Aug. 26—Eight years ago, Jeff and Criss Hastings sold their Owensboro home and most of their belongings for a cause.

They named it Warrior 180 Foundation — a faith-based nonprofit created to help veterans traumatized by combat, active duty military and military families.

The Hastings put everything they had into a 36-foot motorhome and began traveling the country at a time when more veterans from Afghanistan and Iraq were returning from battle and trying to reenter civilian life.

But in 2020, COVID-19 forced the Hastings to park their RV, putting their ministry in limbo.

Jeff Hastings said he and his wife had to put their "trust in the Lord" at that point.

"When COVID hit, everything that we had on the calendar was canceled within two days," Jeff Hastings said. "...We couldn't do anything."

Since then, the Hastings have gone part-time with Warrior 180.

But Jeff Hastings also found work as a chaplain at a retirement community in North Carolina, where his daughter and son-in-law live.

The Hastings' new home in Aberdeen is also 30 minutes from Fort Liberty, formerly Fort Bragg, which is one of the largest military bases in the world with nearly 50,000 active-duty soldiers.

"There are thousands of veterans here, and it's still God's call on my heart to walk with these people who are suffering alone, who are hopeless and feel helpless," Jeff Hastings said.

According to the 2022 U.S. Department of Veterans Affairs report, between 2001 and 2018, the number of veteran suicides increased on average by 47 deaths per year. In 2020, there were 6,146 veteran suicides, an average of 16.8 per day.

Jeff Hastings, 60, saw firsthand what war can do after receiving a waiver and enlisting in the Army at age 46 to become a chaplain.

He was deployed to Kuwait and Iraq for a year.

Jeff Hastings said survivor's guilt is among the top reasons veterans commit suicide.

"It's 'Why am I alive? I was in a vehicle with four guys; we were hit; three died; why am I alive?' " Jeff Hastings said. "I see that all the time."
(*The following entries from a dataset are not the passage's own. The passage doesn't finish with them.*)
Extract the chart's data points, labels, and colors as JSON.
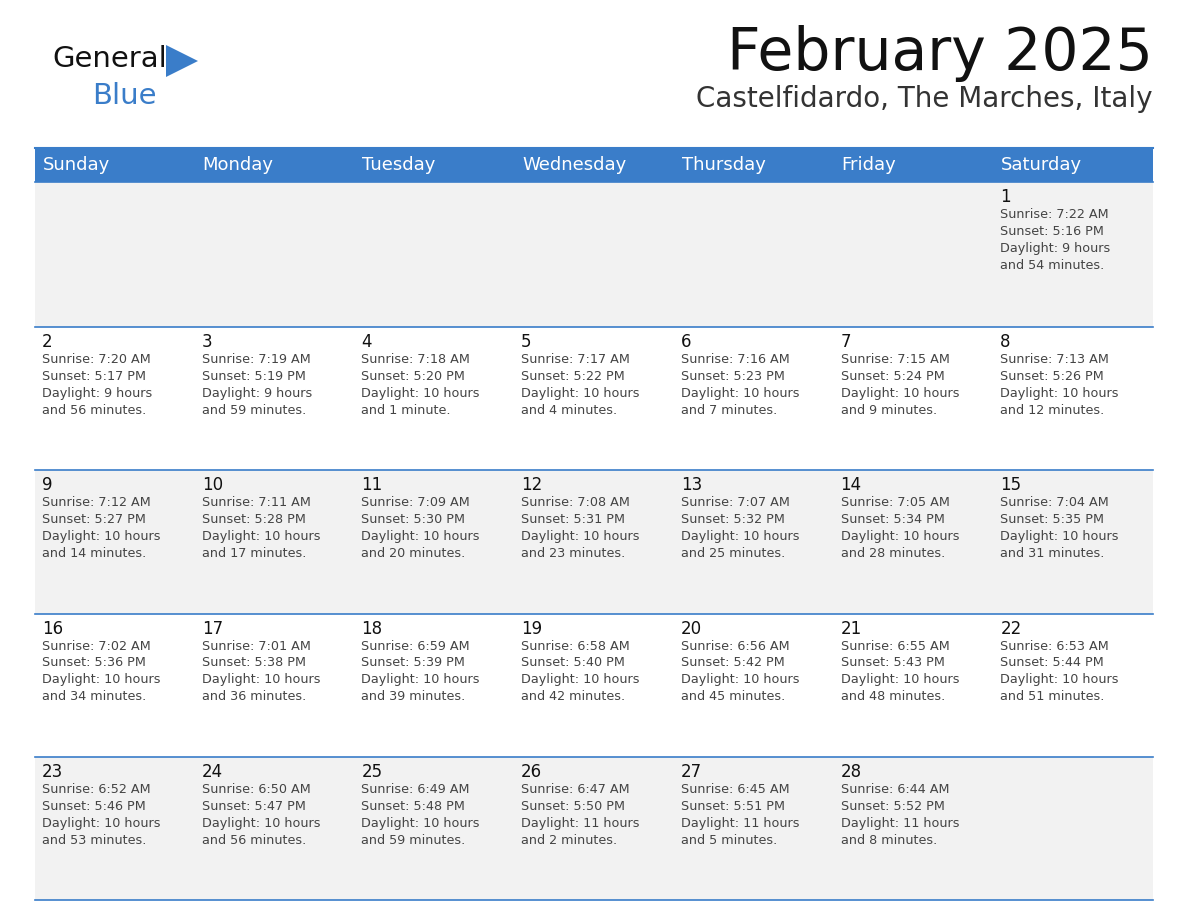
{
  "title": "February 2025",
  "subtitle": "Castelfidardo, The Marches, Italy",
  "header_bg": "#3A7DC9",
  "header_text_color": "#FFFFFF",
  "grid_line_color": "#3A7DC9",
  "text_color": "#444444",
  "day_number_color": "#111111",
  "logo_general_color": "#111111",
  "logo_blue_color": "#3A7DC9",
  "row_bg_light": "#F2F2F2",
  "row_bg_white": "#FFFFFF",
  "days_of_week": [
    "Sunday",
    "Monday",
    "Tuesday",
    "Wednesday",
    "Thursday",
    "Friday",
    "Saturday"
  ],
  "weeks": [
    [
      null,
      null,
      null,
      null,
      null,
      null,
      {
        "day": 1,
        "sunrise": "7:22 AM",
        "sunset": "5:16 PM",
        "daylight": "9 hours\nand 54 minutes."
      }
    ],
    [
      {
        "day": 2,
        "sunrise": "7:20 AM",
        "sunset": "5:17 PM",
        "daylight": "9 hours\nand 56 minutes."
      },
      {
        "day": 3,
        "sunrise": "7:19 AM",
        "sunset": "5:19 PM",
        "daylight": "9 hours\nand 59 minutes."
      },
      {
        "day": 4,
        "sunrise": "7:18 AM",
        "sunset": "5:20 PM",
        "daylight": "10 hours\nand 1 minute."
      },
      {
        "day": 5,
        "sunrise": "7:17 AM",
        "sunset": "5:22 PM",
        "daylight": "10 hours\nand 4 minutes."
      },
      {
        "day": 6,
        "sunrise": "7:16 AM",
        "sunset": "5:23 PM",
        "daylight": "10 hours\nand 7 minutes."
      },
      {
        "day": 7,
        "sunrise": "7:15 AM",
        "sunset": "5:24 PM",
        "daylight": "10 hours\nand 9 minutes."
      },
      {
        "day": 8,
        "sunrise": "7:13 AM",
        "sunset": "5:26 PM",
        "daylight": "10 hours\nand 12 minutes."
      }
    ],
    [
      {
        "day": 9,
        "sunrise": "7:12 AM",
        "sunset": "5:27 PM",
        "daylight": "10 hours\nand 14 minutes."
      },
      {
        "day": 10,
        "sunrise": "7:11 AM",
        "sunset": "5:28 PM",
        "daylight": "10 hours\nand 17 minutes."
      },
      {
        "day": 11,
        "sunrise": "7:09 AM",
        "sunset": "5:30 PM",
        "daylight": "10 hours\nand 20 minutes."
      },
      {
        "day": 12,
        "sunrise": "7:08 AM",
        "sunset": "5:31 PM",
        "daylight": "10 hours\nand 23 minutes."
      },
      {
        "day": 13,
        "sunrise": "7:07 AM",
        "sunset": "5:32 PM",
        "daylight": "10 hours\nand 25 minutes."
      },
      {
        "day": 14,
        "sunrise": "7:05 AM",
        "sunset": "5:34 PM",
        "daylight": "10 hours\nand 28 minutes."
      },
      {
        "day": 15,
        "sunrise": "7:04 AM",
        "sunset": "5:35 PM",
        "daylight": "10 hours\nand 31 minutes."
      }
    ],
    [
      {
        "day": 16,
        "sunrise": "7:02 AM",
        "sunset": "5:36 PM",
        "daylight": "10 hours\nand 34 minutes."
      },
      {
        "day": 17,
        "sunrise": "7:01 AM",
        "sunset": "5:38 PM",
        "daylight": "10 hours\nand 36 minutes."
      },
      {
        "day": 18,
        "sunrise": "6:59 AM",
        "sunset": "5:39 PM",
        "daylight": "10 hours\nand 39 minutes."
      },
      {
        "day": 19,
        "sunrise": "6:58 AM",
        "sunset": "5:40 PM",
        "daylight": "10 hours\nand 42 minutes."
      },
      {
        "day": 20,
        "sunrise": "6:56 AM",
        "sunset": "5:42 PM",
        "daylight": "10 hours\nand 45 minutes."
      },
      {
        "day": 21,
        "sunrise": "6:55 AM",
        "sunset": "5:43 PM",
        "daylight": "10 hours\nand 48 minutes."
      },
      {
        "day": 22,
        "sunrise": "6:53 AM",
        "sunset": "5:44 PM",
        "daylight": "10 hours\nand 51 minutes."
      }
    ],
    [
      {
        "day": 23,
        "sunrise": "6:52 AM",
        "sunset": "5:46 PM",
        "daylight": "10 hours\nand 53 minutes."
      },
      {
        "day": 24,
        "sunrise": "6:50 AM",
        "sunset": "5:47 PM",
        "daylight": "10 hours\nand 56 minutes."
      },
      {
        "day": 25,
        "sunrise": "6:49 AM",
        "sunset": "5:48 PM",
        "daylight": "10 hours\nand 59 minutes."
      },
      {
        "day": 26,
        "sunrise": "6:47 AM",
        "sunset": "5:50 PM",
        "daylight": "11 hours\nand 2 minutes."
      },
      {
        "day": 27,
        "sunrise": "6:45 AM",
        "sunset": "5:51 PM",
        "daylight": "11 hours\nand 5 minutes."
      },
      {
        "day": 28,
        "sunrise": "6:44 AM",
        "sunset": "5:52 PM",
        "daylight": "11 hours\nand 8 minutes."
      },
      null
    ]
  ]
}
Along with survivor's guilt, Jeff Hastings said veterans have trouble overcoming their pride.

"To say 'I don't need help, I can handle this on my own' is a lie that so many people believe," he said.
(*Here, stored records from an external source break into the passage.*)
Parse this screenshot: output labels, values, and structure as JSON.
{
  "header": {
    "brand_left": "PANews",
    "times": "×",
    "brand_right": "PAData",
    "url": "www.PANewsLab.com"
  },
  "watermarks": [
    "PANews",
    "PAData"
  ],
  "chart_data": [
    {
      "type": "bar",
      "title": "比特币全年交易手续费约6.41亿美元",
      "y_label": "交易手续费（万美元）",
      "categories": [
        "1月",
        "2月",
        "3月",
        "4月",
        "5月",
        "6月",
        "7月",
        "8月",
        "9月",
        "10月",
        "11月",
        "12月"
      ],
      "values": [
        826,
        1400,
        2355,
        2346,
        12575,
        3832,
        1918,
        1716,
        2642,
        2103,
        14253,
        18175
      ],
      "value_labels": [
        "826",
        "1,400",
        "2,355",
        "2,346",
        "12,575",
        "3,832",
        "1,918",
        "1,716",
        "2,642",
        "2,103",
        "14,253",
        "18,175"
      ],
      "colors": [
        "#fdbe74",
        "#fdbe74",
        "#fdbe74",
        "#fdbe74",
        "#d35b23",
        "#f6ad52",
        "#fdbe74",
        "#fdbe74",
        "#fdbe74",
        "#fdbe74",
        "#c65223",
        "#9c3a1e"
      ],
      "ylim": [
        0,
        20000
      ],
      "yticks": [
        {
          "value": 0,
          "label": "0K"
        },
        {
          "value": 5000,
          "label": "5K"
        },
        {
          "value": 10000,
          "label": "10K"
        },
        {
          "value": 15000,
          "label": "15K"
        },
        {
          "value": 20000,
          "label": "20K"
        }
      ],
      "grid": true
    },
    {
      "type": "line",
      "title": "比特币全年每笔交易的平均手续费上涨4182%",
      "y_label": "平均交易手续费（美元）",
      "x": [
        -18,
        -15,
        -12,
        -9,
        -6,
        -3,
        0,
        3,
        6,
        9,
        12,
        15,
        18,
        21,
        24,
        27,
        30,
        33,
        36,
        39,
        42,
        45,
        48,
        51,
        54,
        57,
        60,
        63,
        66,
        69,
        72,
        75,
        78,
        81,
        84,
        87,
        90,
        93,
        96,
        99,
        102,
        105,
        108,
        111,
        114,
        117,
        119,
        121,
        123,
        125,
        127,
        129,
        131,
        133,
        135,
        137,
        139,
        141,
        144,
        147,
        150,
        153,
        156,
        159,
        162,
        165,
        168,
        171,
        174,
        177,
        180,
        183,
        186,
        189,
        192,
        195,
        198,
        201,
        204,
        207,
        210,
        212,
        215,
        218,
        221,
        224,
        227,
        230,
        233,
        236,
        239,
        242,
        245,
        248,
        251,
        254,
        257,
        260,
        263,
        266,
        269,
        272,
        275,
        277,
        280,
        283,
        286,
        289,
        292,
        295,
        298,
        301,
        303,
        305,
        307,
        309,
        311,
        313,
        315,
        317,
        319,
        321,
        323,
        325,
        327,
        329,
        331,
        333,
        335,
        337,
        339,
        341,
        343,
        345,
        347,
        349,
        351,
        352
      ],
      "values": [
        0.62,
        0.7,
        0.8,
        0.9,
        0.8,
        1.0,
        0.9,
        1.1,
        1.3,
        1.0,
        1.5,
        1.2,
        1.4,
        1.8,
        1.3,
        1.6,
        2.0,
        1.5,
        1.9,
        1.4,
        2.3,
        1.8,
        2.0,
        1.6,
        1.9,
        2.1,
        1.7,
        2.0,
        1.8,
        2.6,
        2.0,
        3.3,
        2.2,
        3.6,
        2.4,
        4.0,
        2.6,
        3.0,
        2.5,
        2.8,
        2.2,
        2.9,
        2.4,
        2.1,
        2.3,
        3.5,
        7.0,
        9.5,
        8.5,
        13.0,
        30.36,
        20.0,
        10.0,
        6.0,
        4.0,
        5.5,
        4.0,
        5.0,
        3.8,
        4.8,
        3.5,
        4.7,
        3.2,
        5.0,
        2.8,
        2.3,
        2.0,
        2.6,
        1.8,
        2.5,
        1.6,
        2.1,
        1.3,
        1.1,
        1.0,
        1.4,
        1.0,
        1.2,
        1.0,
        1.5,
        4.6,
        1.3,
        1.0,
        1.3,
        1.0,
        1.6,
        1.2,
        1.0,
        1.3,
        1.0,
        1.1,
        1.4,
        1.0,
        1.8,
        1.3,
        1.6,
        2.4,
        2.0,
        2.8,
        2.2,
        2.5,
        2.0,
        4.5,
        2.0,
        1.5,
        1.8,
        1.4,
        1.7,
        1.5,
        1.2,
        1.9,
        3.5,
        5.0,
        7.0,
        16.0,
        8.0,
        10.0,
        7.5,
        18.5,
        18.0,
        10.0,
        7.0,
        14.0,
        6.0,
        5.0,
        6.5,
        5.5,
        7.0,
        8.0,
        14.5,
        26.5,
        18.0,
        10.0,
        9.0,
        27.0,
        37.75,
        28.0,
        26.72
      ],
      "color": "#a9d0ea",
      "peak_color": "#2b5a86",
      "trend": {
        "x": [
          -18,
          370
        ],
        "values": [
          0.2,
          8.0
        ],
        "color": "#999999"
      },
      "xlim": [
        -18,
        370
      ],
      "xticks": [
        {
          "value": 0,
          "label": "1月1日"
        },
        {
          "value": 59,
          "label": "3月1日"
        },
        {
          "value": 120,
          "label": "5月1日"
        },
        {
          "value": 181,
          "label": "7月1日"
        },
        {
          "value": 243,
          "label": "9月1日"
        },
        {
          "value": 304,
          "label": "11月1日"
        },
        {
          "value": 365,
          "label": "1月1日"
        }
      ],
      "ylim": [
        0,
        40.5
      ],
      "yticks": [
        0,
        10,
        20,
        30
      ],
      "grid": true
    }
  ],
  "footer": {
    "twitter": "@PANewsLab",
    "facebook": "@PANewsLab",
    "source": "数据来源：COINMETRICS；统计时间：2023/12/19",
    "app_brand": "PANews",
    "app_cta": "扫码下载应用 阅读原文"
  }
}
Jeff Hastings has also witnessed the personal effects of combat through his son, Logan, who earned a Purple Heart and was medically discharged from the Army in 2010. Logan Hastings lost 12 combat buddies to suicide in just eight years.

In 2017, Jeff and Logan Hastings kayaked the Mississippi River to bring awareness to the increasing suicide rate among veterans.

Part of Jeff Hastings' ongoing ministry is to train and equip others to "recognize the signs" of suicide.

"Not every day, but almost every day, it's the same story," he said. "Somebody was having trouble and the people in that person's circle didn't know what to do or how to keep that person safe. Then they take their life."

The goal now, Jeff Hastings said, is for him to return to his Warrior 180 ministry full-time or start working with the Association of Baptists for World Evangelism (ABWE) — a 96-year-old evangelical, Baptist missions agency that supports more than 1,000 missionaries engaged in evangelism, discipleship and church-planting in 84 countries.

Jeff Hastings said whether or not he remains as a nonprofit with Warrior 180 or becomes a missionary for ABWE, his heart and passion are still with preventing suicide among his fellow veterans and bringing awareness to the issue.

"It's still as strong as the first days I felt it back in 2015," he said.